January 25, 2012

Politicians in bed with extremists for electoral gains: Rushdie

Salman Rushdie, whose Jaipur Litfest video conference was cancelled on Tuesday, expressed disappointment that politicians are in bed with religious extremists groups and hence unwilling to oppose or stop them.

"My overwhelming feeling is a disappointment on behalf of India, which is a country that I have loved all my life and whose long-term commitment to secularism and liberty is something I've praised for much of my life. And now I find an India in which religious extremists can prevent free expression of ideas at a literary festival, in which the politicians are too, let's say, in bed with those groups...for narrow electoral reasons, in which the police forces are unable to secure venues against demonstrators even when they know the demonstration is on its way," said the writer of Midnight's Children and the controversial Satanic Verses in an interview with NDTV.

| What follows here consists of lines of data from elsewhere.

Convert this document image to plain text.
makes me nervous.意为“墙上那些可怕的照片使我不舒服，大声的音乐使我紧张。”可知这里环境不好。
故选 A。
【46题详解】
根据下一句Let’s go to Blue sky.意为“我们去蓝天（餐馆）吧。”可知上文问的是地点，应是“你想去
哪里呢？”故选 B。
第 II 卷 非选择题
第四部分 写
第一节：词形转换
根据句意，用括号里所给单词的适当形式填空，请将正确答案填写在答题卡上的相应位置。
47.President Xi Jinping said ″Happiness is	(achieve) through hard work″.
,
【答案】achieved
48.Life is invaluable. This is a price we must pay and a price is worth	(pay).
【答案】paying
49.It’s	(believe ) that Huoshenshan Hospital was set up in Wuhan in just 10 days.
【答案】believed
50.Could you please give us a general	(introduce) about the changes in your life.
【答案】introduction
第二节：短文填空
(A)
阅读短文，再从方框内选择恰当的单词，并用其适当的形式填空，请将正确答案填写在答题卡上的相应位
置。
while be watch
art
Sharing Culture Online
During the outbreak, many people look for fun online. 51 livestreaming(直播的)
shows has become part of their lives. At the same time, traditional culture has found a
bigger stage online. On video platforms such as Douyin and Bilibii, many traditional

Religious extremists were the real enemies of Islam, Rushdie said. The writer said, "The real enemies of Islam are the leaders, the Deobandis, the various extremist leaders and their followers, who behave like this, because what they do is to strengthen the extremely negative image of Islam as an intolerant, repressive, and violent culture, as an ideology masquerading as a gentle faith, whereas actually what happens every time it's crossed, or every time it dislikes something, is that it resorts to threats and violence. People like this, who behave like this, are the ones who feed that image and they are the ones responsible for the negative views of Islam in the world, and they should be called the enemies of the faith."

Rushdie felt it was ironical that The Satanic Verses was banned in India whereas it was available in 50 other countries, including Turkey, Egypt and, now, Post-Gaddafi Libya.

"We live in the information age in which information moves freely. And no matter what this gang of protesters tries to do, they will not prevent the dissemination of my novel, which is published all over the world, I think in more than 50 languages and, by the way, is legally published, in my certain knowledge, in Turkey and Egypt, and recently, after the fall of the Gaddafi regime, it was un-banned in Libya.

"So you have several Muslim countries in which the novel is freely able to be sold and read without any trouble. And yet, in India; this was the first country in the world to ban the book and after 23 and a half years that ban still survives. If Libya can do this, Turkey can do this, Egypt can do this, does India want to be a totalitarian state like China or does it want to move in the right direction towards liberty and the open discussion of ideas?"

Rushdie added that the whole episode was a scandalous but it will not stop him from coming to India. "I will come to India as many times as I choose to.

Do what I will and I will not allow these religious gangsters and their cronies in the government to prevent me...so deal with it."

He also said, "I thought the whole thing was fantastically fishy. I think that from the moment, the way in which the Congress Party...the way in which Congress officials, and many other party officials of other parties, all stated their opposition to my coming, I felt quite clear that some way would be found to prevent me from coming. And in the end, sadly it was."